Le Collège poursuit l’ensemble de ses activités à distance pendant la pandémie. Les visiteurs sont admis sur rendez-vous seulement.
Consultez la page Nous joindre pour connaître nos heures d’ouverture et nos coordonnées.
28 MAI 2021

Le CMQ réclame d’urgence l’harmonisation des lois québécoise et fédérale sur l’aide médicale à mourir

PARTAGER
  • Malgré l’entrée en vigueur de la nouvelle loi canadienne, qui permet dans certains cas de renoncer à l’obligation de fournir le consentement final pour obtenir l’aide médicale à mourir, les patients québécois doivent encore donner un deuxième consentement éclairé au moment de recevoir ce soin. 
  • Cette situation soulève des enjeux déontologiques pour les médecins, même si leurs patients ont clairement exprimé leurs dernières volontés.

Le Collège des médecins du Québec (CMQ) rend aujourd’hui public son mémoire présenté aux membres de la Commission spéciale sur l’évolution de la Loi concernant les soins de fin de vie (LCSFV). D’entrée de jeu, le CMQ réclame que la loi québécoise soit harmonisée dans les meilleurs délais avec la nouvelle législation fédérale, adoptée en mars dernier, pour que les patients qui réclament l’aide médicale à mourir (AMM) ne fassent plus les frais de cette situation juridique et politique.

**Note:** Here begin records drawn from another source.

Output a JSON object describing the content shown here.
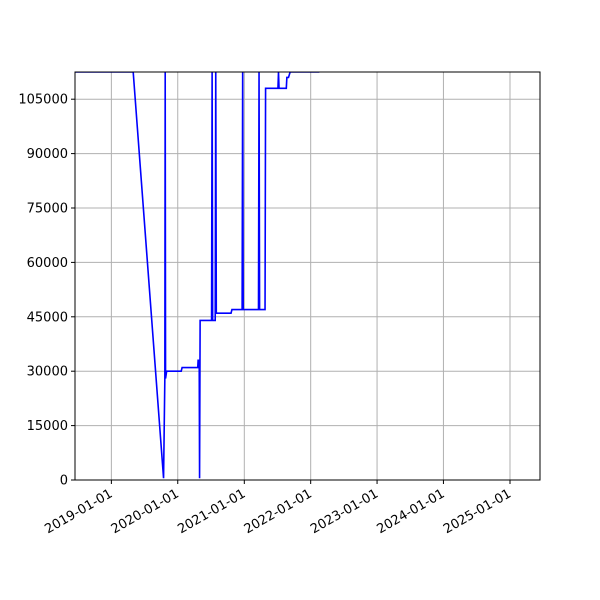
{
  "chart_data": {
    "type": "line",
    "title": "",
    "xlabel": "",
    "ylabel": "",
    "x_axis_type": "date",
    "xlim": [
      "2018-06-15",
      "2025-06-15"
    ],
    "ylim": [
      0,
      112500
    ],
    "grid": true,
    "colors": {
      "series": "#0000ff",
      "grid": "#b0b0b0",
      "axis": "#000000"
    },
    "x_ticks": [
      "2019-01-01",
      "2020-01-01",
      "2021-01-01",
      "2022-01-01",
      "2023-01-01",
      "2024-01-01",
      "2025-01-01"
    ],
    "y_ticks": [
      0,
      15000,
      30000,
      45000,
      60000,
      75000,
      90000,
      105000
    ],
    "series": [
      {
        "points": [
          [
            "2018-06-15",
            112500
          ],
          [
            "2019-05-01",
            112500
          ],
          [
            "2019-10-15",
            500
          ],
          [
            "2019-10-22",
            28000
          ],
          [
            "2019-10-24",
            112500
          ],
          [
            "2019-10-26",
            28000
          ],
          [
            "2019-11-01",
            30000
          ],
          [
            "2020-01-20",
            30000
          ],
          [
            "2020-01-25",
            31000
          ],
          [
            "2020-04-20",
            31000
          ],
          [
            "2020-04-22",
            33000
          ],
          [
            "2020-04-28",
            33000
          ],
          [
            "2020-04-30",
            500
          ],
          [
            "2020-05-03",
            44000
          ],
          [
            "2020-07-05",
            44000
          ],
          [
            "2020-07-08",
            112500
          ],
          [
            "2020-07-11",
            44000
          ],
          [
            "2020-07-25",
            44000
          ],
          [
            "2020-07-28",
            112500
          ],
          [
            "2020-07-31",
            46000
          ],
          [
            "2020-10-20",
            46000
          ],
          [
            "2020-10-25",
            47000
          ],
          [
            "2020-12-20",
            47000
          ],
          [
            "2020-12-23",
            112500
          ],
          [
            "2020-12-26",
            47000
          ],
          [
            "2021-03-20",
            47000
          ],
          [
            "2021-03-23",
            112500
          ],
          [
            "2021-03-26",
            47000
          ],
          [
            "2021-04-25",
            47000
          ],
          [
            "2021-04-28",
            108000
          ],
          [
            "2021-07-05",
            108000
          ],
          [
            "2021-07-08",
            112500
          ],
          [
            "2021-07-11",
            108000
          ],
          [
            "2021-08-20",
            108000
          ],
          [
            "2021-08-23",
            111000
          ],
          [
            "2021-09-01",
            111000
          ],
          [
            "2021-09-10",
            112500
          ],
          [
            "2022-02-15",
            112500
          ],
          [
            "2022-04-01",
            114000
          ]
        ]
      }
    ]
  }
}
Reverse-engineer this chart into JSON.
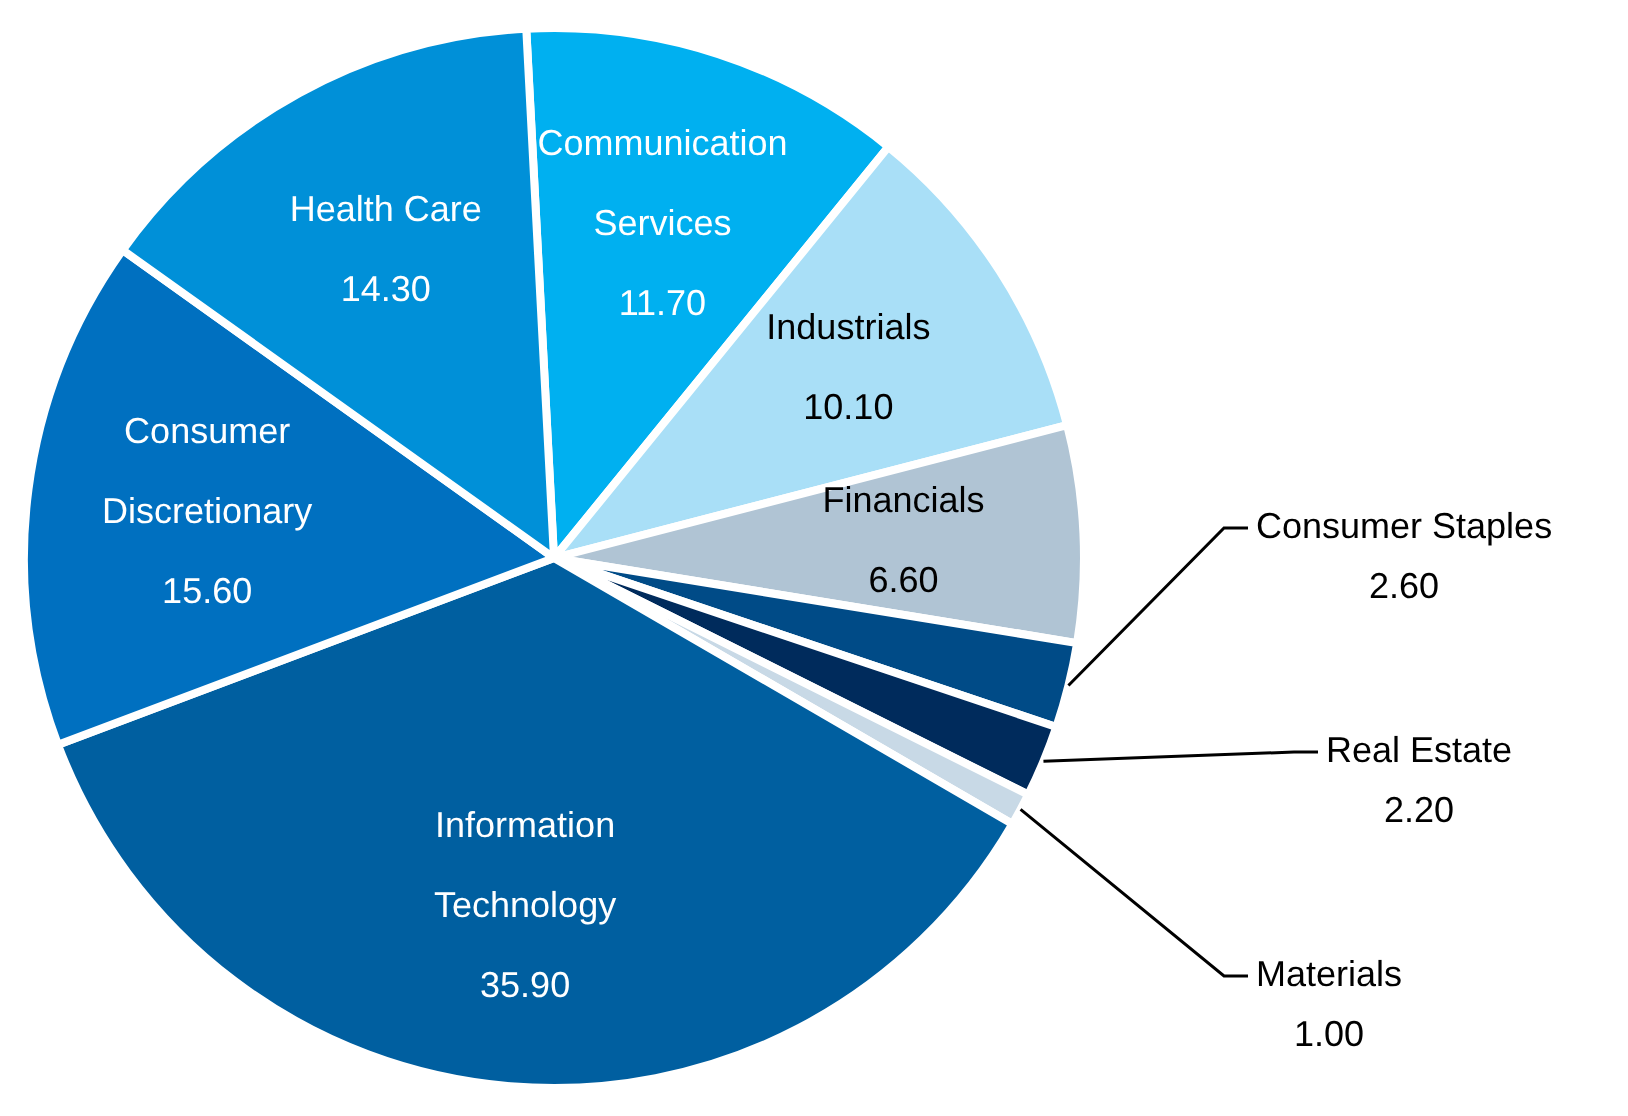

La cohabitation de ces deux lois, discordantes sur certains aspects, ainsi que des sujets délicats laissés en suspens suscitent de la confusion et des inquiétudes sur le plan juridique et déontologique pour les centaines de médecins québécois impliqués dans l’administration de l’AMM et qui ont demandé au CMQ, leur ordre professionnel, que la situation soit clarifiée.

« Depuis l’adoption du projet de loi C-7, les Québécois ont moins d’accès à l’aide médicale à mourir que les autres citoyens du pays. Nous ne demanderons pas aux médecins québécois de laisser leurs patients dans des souffrances intolérables, qu’aucune médication ne soulage, le temps que les parlementaires passent à l’action. On ne doit pas mourir dans plus de souffrances ni avec moins de dignité au Québec », a déclaré le Dr Mauril Gaudreault, président du CMQ.

Les demandes anticipées

Le CMQ est également favorable à la possibilité qu’un patient formule une demande d’aide médicale à mourir anticipée (directive médicale anticipée), à un stade d’évolution précis et prédéterminé d’un trouble neurocognitif majeur. 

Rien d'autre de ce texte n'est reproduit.